Sebagai contoh, berikut adalah sebuah pernyataan di media sosial yang menyesatkan:

“‪Most users don’t have the language to say what they want, not to mention what they need, until you ask them the right questions. So you should spend some time to brainstorm the questions before the solutions.”

atau dalam terjemahan kasarnya:

“Kebanyakan pengguna tidak tahu bagaimana mengatakan apa yang mereka inginkan, apalagi yang mereka butuhkan, sampai Anda memberikan pertanyaan yang benar kepada mereka. Jadi Anda harus menghabiskan waktu untuk brainstorm pertanyaan-pertanyaan tersebut sebelum solusinya.”

Mengapa pernyataan di atas menunjukkan bahwa si profesional “U” ini tidak mengerti metoda dan prinsip UX dengan baik:

  1. Asumsi yang digunakan oleh si profesional “U” bahwa “kebanyakan pengguna tidak tahu bagaimana mengatakan apa yang mereka inginkan ataupun butuhkan” hanyalah sebuah “ASUMSI” belaka. Hal ini mungkin merupakan sebuah interpretasi jiplakan yang tidak kontekstual dari Steve Jobs “A lot of times, people don’t know what they want until you show it to them” atau Henry Ford “If I had asked people what they wanted, they would have said faster horses”, yang mungkin juga merupakan suatu mitos (Henry Ford, Innovation, and That “Faster Horse” Quote).

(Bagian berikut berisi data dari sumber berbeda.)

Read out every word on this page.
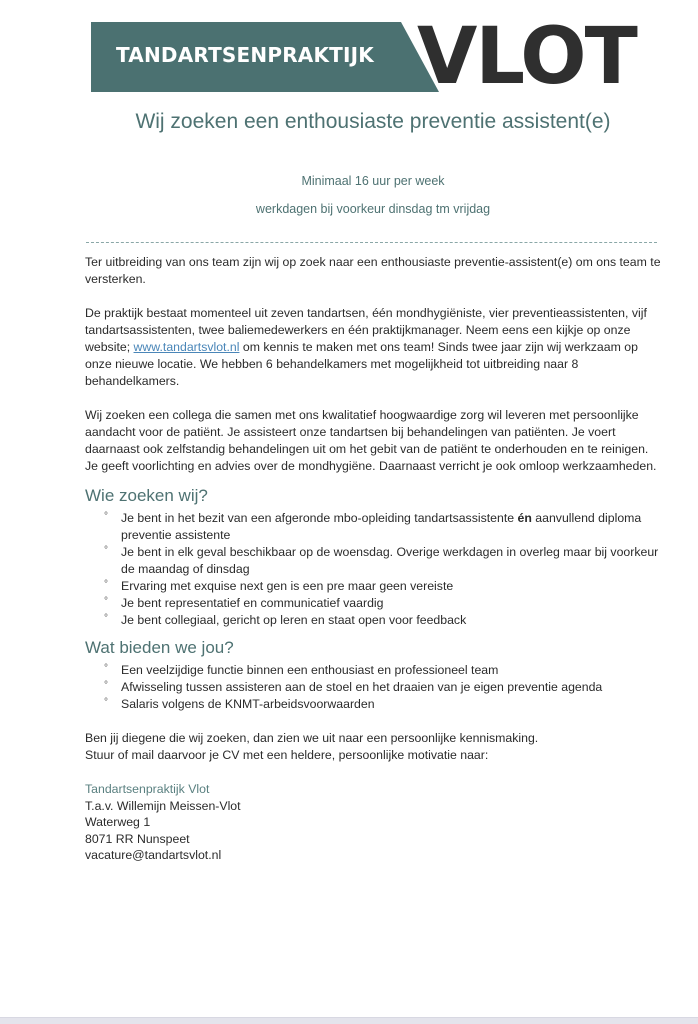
TANDARTSENPRAKTIJK VLOT
Wij zoeken een enthousiaste preventie assistent(e)
Minimaal 16 uur per week
werkdagen bij voorkeur dinsdag tm vrijdag

Ter uitbreiding van ons team zijn wij op zoek naar een enthousiaste preventie-assistent(e) om ons team te versterken.

De praktijk bestaat momenteel uit zeven tandartsen, één mondhygiëniste, vier preventieassistenten, vijf tandartsassistenten, twee baliemedewerkers en één praktijkmanager. Neem eens een kijkje op onze website; www.tandartsvlot.nl om kennis te maken met ons team! Sinds twee jaar zijn wij werkzaam op onze nieuwe locatie. We hebben 6 behandelkamers met mogelijkheid tot uitbreiding naar 8 behandelkamers.

Wij zoeken een collega die samen met ons kwalitatief hoogwaardige zorg wil leveren met persoonlijke aandacht voor de patiënt. Je assisteert onze tandartsen bij behandelingen van patiënten. Je voert daarnaast ook zelfstandig behandelingen uit om het gebit van de patiënt te onderhouden en te reinigen. Je geeft voorlichting en advies over de mondhygiëne. Daarnaast verricht je ook omloop werkzaamheden.

Wie zoeken wij?
° Je bent in het bezit van een afgeronde mbo-opleiding tandartsassistente én aanvullend diploma preventie assistente
° Je bent in elk geval beschikbaar op de woensdag. Overige werkdagen in overleg maar bij voorkeur de maandag of dinsdag
° Ervaring met exquise next gen is een pre maar geen vereiste
° Je bent representatief en communicatief vaardig
° Je bent collegiaal, gericht op leren en staat open voor feedback
Wat bieden we jou?
° Een veelzijdige functie binnen een enthousiast en professioneel team
° Afwisseling tussen assisteren aan de stoel en het draaien van je eigen preventie agenda
° Salaris volgens de KNMT-arbeidsvoorwaarden
Ben jij diegene die wij zoeken, dan zien we uit naar een persoonlijke kennismaking.
Stuur of mail daarvoor je CV met een heldere, persoonlijke motivatie naar:
Tandartsenpraktijk Vlot
T.a.v. Willemijn Meissen-Vlot
Waterweg 1
8071 RR Nunspeet
vacature@tandartsvlot.nl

Jelas sekali asumsi yang digunakan oleh si profesional “U” ini menunjukkan bahwa dia telah menggunakan metoda UX yang salah untuk menggali kebutuhan atau keinginan pengguna, yaitu metoda Interview.

Ada banyak metoda yang bisa dipakai untuk menggali kebutuhan atau keinginan pengguna, tetapi Interview bukanlah selalu metoda yang sesuai dipakai, walaupun Anda sudah mempunyai “pertanyaan-pertanyaan yang benar” sekalipun. Metoda Interview lebih sesuai apabila kita ingin menggali persepsi dan nilai-nilai yang dimiliki oleh pengguna, dan juga membangun empati terhadap pengguna, tetapi bukan untuk menggali kebutuhan atau keinginan pengguna secara langsung dan efektif.

Sebuah contoh yang menarik adalah ketika Microsoft bertanya kepada pengguna untuk memberikan saran fitur baru yang diinginkan untuk Office 2007. Ternyata dari hasil interview, banyak fitur-fitur yang disarankan oleh pengguna ternyata sudah ada di Office 2003. Permasalahannya bukan karena pengguna tidak tahu apa yang mereka inginkan, tetapi karena mereka tidak bisa menemukan yang mereka inginkan di Office 2003 (Interviewing Users).

2. Si professional “U” mengindikasikan bahwa untuk mendapatkan “pertanyaan-pertanyaan yang benar”, Anda harus menghabiskan waktu untuk brainstorm pertanyaan-pertanyaan tersebut.

Proses UX adalah proses yang berfokus pada pengguna (User-centered). Apabila untuk mendapatkan pertanyaan-pertanyaan Interview, Anda harus melakukan Brainstorm atau Brainstorming, Anda bukan hanya membuang waktu, tetapi hanya membuat pertanyaan-pertanyaan berdasarkan asumsi Anda dan tim Anda. Mungkin lebih berguna apabila Anda melakukan Brainstorm atau Focus Group dengan pengguna. Tetapi kalau kita sudah mulai dengan asumsi bahwa “Kebanyakan pengguna tidak tahu bagaimana mengatakan apa yang mereka inginkan, apalagi yang mereka butuhkan”, maka hal ini merupakan “Catch 22”.

10 Ahli UX Internasional

Untuk sejenak, mari kita lupakan profesional-profesional “U” yang masih hijau atau sesat tersebut yang sudah berjamuran di berbagai perusahaan besar dan kecil di Indonesia, bahkan Singapura. Mari sekarang mengenal para Ahli UX internasional dan mulai belajar UX dari mereka yang sudah terbukti pengetahuan dan pengalamannya.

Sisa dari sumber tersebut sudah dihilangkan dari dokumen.